Testing a behaviour implementation that uses super

I’m trying to write a test for a module that does something like this:

defmodule Implementation do
  use MyBehaviour # imports default implementations

  @impl MyBehaviour
  def foo(args) do
    # ... do some stuff ... 
    super(args)
  end
end

I’m using Mox and have set this module up to use mock dependencies in the test environment, but in this case with super, I’m struggling to think of a way to test the ...do some stuff... code in isolation, without the overridden function being executed.

I’m not sure there even is a way for testing this without the call to the overridden function. Personally I’d try to avoid super as much as possible. Mox won’t help you here, because it’s about mocking an implemenation. You’re trying to test an implementation.

4 Likes

As @LostKobrakai notes this isn’t about mocking, this is about testing the implementation. If you want to test do some stuff in isolation, extract it to a function in the Implementation module and call it directly.

Thanks for the replies.

I should have been clearer about Mox. I’m using Mox because this module also uses other behaviours - so Mox is providing Mocks for those, allowing me to test the implementation of this module.

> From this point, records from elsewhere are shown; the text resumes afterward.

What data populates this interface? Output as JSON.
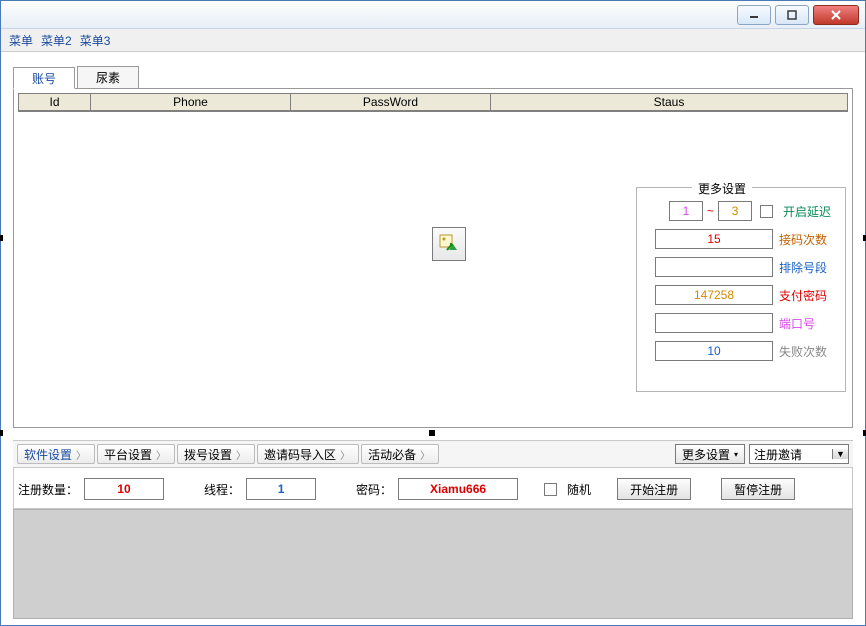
{
  "window": {
    "menus": [
      "菜单",
      "菜单2",
      "菜单3"
    ]
  },
  "tabs": [
    "账号",
    "尿素"
  ],
  "table": {
    "columns": [
      "Id",
      "Phone",
      "PassWord",
      "Staus"
    ]
  },
  "more_settings": {
    "title": "更多设置",
    "delay_from": "1",
    "delay_tilde": "~",
    "delay_to": "3",
    "open_delay_label": "开启延迟",
    "receive_times": "15",
    "receive_times_label": "接码次数",
    "exclude_seg": "",
    "exclude_seg_label": "排除号段",
    "pay_pwd": "147258",
    "pay_pwd_label": "支付密码",
    "port": "",
    "port_label": "端口号",
    "fail_times": "10",
    "fail_times_label": "失败次数"
  },
  "toolbar": {
    "items": [
      "软件设置",
      "平台设置",
      "拨号设置",
      "邀请码导入区",
      "活动必备"
    ],
    "more_btn": "更多设置",
    "combo_value": "注册邀请"
  },
  "form": {
    "reg_count_label": "注册数量：",
    "reg_count": "10",
    "threads_label": "线程：",
    "threads": "1",
    "pwd_label": "密码：",
    "pwd": "Xiamu666",
    "random_label": "随机",
    "start_btn": "开始注册",
    "pause_btn": "暂停注册"
  }
}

Splitting the logic into a separate function would work - but in that case I would want to make the function private. It seems like an anti-pattern to make it public just for testing. And I’ll still be left with an untested public function. :expressionless:

To provide a specific example, I’ve overridden HTTPoison.post/3 to automatically encode the request into JSON:

def post(url, body, headers \\ []) do
  super(url, Jason.encode!(body), [{"Content-Type", "application/json"} | headers])
end

I’m wondering if using super was the best choice. Maybe what I should really do is something like @httpoison.post(...), what would allow me to swap @httpoison with a mock implementation in my tests, depending on configuration.

@adamu It happens from time to time that you encounter a function which you don’t want to expose as a public function, but which for some other reason has to be. Elixir’s standard library has a couple of these, and some libraries have them as well. There is a common and semi-standard way to deal with this: Add @doc false above the function to hide it.

Yeah it sort of seems like you’re mixing up the boundary between behaviour and implementation here. If super is something that is supposed to be mockable then use and overriding the function seems like the wrong approach.